Penyucian pusaka Seni Ajeng Karawang (Foto: Yuda Febrian Silitonga/detikcom)
Karawang -

Puluhan warga Karawang ini membawa beberapa sesajian dan suguhan makanan juga beberapa pusaka. Mereka dalam tradisi tahunan penyucian peninggalan Seni Ajeng.

Penyelenggara, Muhidin (46), mengungkapkan bahwa gelaran penyucian pusaka peninggalan buyutnya yang seorang seniman Ajeng di Karawang merupakan tradisi turun temurun setiap tahun.

"Tradisi ini bertujuan untuk melestarikan tradisi turun temurun dari generasi ke generasi Uyut Masrin yang dikenal sebagai seorang seniman Ajeng juga pejuang di Karawang pada massa Raden Adipati Singaperbangsa," kata Muhidin yang dikenal dengan Kang Muhi keturunan kedelapan Uyut Masrin di lokasi penyucian pusaka, Kampung Cilewo, Desa Cadaskertajaya, Kecamatan Telagasari Karawang, Jawa Barat, Kamis (21/10/2021).

Lanjutnya, adapun prosesi penyucian ini dengan membunyikan alat Seni Ajeng yang turun temurun diwariskan. Di antaranya bernama Goong Bende atau Goong Kecil, Goong Kempul dan Genjreng. Beberapa pusaka lain seperti keris dan semacamnya juga ikut disucikan.

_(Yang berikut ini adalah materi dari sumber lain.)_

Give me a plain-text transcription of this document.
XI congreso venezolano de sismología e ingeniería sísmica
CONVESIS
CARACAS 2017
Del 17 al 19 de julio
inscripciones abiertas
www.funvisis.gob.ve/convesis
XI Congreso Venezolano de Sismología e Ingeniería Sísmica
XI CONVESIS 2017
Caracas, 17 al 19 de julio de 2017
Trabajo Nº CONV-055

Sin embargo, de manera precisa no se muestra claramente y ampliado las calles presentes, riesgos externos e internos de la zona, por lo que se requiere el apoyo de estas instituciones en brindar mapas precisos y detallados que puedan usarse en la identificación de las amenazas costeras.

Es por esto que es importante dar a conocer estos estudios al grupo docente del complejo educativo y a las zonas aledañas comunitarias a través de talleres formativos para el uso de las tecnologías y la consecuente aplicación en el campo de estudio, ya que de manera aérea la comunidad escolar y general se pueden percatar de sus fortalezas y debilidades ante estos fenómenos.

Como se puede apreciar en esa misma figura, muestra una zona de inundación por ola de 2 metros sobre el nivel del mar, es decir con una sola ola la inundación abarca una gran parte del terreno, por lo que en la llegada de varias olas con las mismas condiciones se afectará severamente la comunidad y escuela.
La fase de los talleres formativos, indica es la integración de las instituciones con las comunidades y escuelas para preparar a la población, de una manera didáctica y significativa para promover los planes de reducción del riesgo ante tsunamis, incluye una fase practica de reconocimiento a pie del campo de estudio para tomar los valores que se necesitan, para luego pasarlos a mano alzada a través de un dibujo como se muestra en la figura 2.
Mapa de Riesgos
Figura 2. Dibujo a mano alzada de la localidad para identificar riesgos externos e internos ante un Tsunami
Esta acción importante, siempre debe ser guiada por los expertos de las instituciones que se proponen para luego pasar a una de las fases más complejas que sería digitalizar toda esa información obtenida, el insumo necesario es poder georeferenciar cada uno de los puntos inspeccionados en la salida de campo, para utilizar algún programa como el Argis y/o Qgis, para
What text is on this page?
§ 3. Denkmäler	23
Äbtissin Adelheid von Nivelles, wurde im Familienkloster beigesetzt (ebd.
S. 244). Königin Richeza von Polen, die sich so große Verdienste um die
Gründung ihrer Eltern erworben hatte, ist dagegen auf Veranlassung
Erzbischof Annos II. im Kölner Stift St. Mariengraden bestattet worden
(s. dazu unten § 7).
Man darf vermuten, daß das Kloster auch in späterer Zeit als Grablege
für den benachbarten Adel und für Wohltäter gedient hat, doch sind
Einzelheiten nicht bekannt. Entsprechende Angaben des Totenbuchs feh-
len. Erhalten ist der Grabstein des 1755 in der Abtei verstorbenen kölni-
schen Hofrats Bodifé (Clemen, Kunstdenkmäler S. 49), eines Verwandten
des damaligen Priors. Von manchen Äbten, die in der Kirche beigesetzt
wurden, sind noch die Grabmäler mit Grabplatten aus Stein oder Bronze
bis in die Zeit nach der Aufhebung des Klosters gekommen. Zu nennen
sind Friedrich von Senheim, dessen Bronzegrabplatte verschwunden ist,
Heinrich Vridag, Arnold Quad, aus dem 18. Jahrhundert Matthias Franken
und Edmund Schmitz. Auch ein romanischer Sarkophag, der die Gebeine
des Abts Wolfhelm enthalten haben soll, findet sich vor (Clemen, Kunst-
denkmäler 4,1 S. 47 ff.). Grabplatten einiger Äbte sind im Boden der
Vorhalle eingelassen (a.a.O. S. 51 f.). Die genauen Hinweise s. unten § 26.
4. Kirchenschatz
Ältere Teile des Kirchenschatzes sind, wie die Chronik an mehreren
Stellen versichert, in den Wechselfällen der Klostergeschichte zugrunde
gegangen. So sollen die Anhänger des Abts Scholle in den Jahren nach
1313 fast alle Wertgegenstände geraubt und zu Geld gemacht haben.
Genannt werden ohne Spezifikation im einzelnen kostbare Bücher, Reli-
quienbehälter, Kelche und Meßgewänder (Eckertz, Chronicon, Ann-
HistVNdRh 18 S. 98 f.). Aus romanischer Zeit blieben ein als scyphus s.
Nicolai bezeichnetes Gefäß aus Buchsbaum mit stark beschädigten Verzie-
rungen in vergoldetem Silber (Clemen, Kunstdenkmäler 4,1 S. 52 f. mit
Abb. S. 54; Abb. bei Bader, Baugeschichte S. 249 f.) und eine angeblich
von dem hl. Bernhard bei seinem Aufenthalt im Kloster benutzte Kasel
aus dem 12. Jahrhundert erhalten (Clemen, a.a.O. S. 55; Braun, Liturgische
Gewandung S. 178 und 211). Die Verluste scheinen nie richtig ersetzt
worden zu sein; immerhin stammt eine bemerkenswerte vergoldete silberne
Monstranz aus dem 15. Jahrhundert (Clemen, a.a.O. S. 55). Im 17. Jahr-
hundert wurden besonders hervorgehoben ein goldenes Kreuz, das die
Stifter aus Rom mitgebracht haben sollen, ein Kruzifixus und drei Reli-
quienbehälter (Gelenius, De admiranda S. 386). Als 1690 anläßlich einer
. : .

"Jadi penyucian pusaka ini digelar di Makam uyut Masrin dan bukan hanya dari keturunan yang datang tapi dari masyarakat pun ikut hadir mengikuti prosesinya," katanya.

Sejumlah warga di Karawang ambil bagian dalam tradisi penyucian pusaka Seni Ajeng. Seperti apa prosesnya? Lihat yuk.Tradisi penyucian pusaka Seni Ajeng (Foto: Yuda Febrian Silitonga/detikcom)

Dari pantauan detikTravel proses penyucian pusaka berlangsung kurang lebih dua jam dengan diawali pertunjukan alunan gamelan seni Ajeng yang dimainkan oleh keturunan Uyut Masrin.

Selain itu, ada sekitar 8 baskom berisikan hidangan khas dari turun temurun seperti Nasi Mogana. Bukan itu saja sesajian dan sebuah baskom berisikan air dan tujuh rupa bunga tampak menambah sakral tradisi yang digelar.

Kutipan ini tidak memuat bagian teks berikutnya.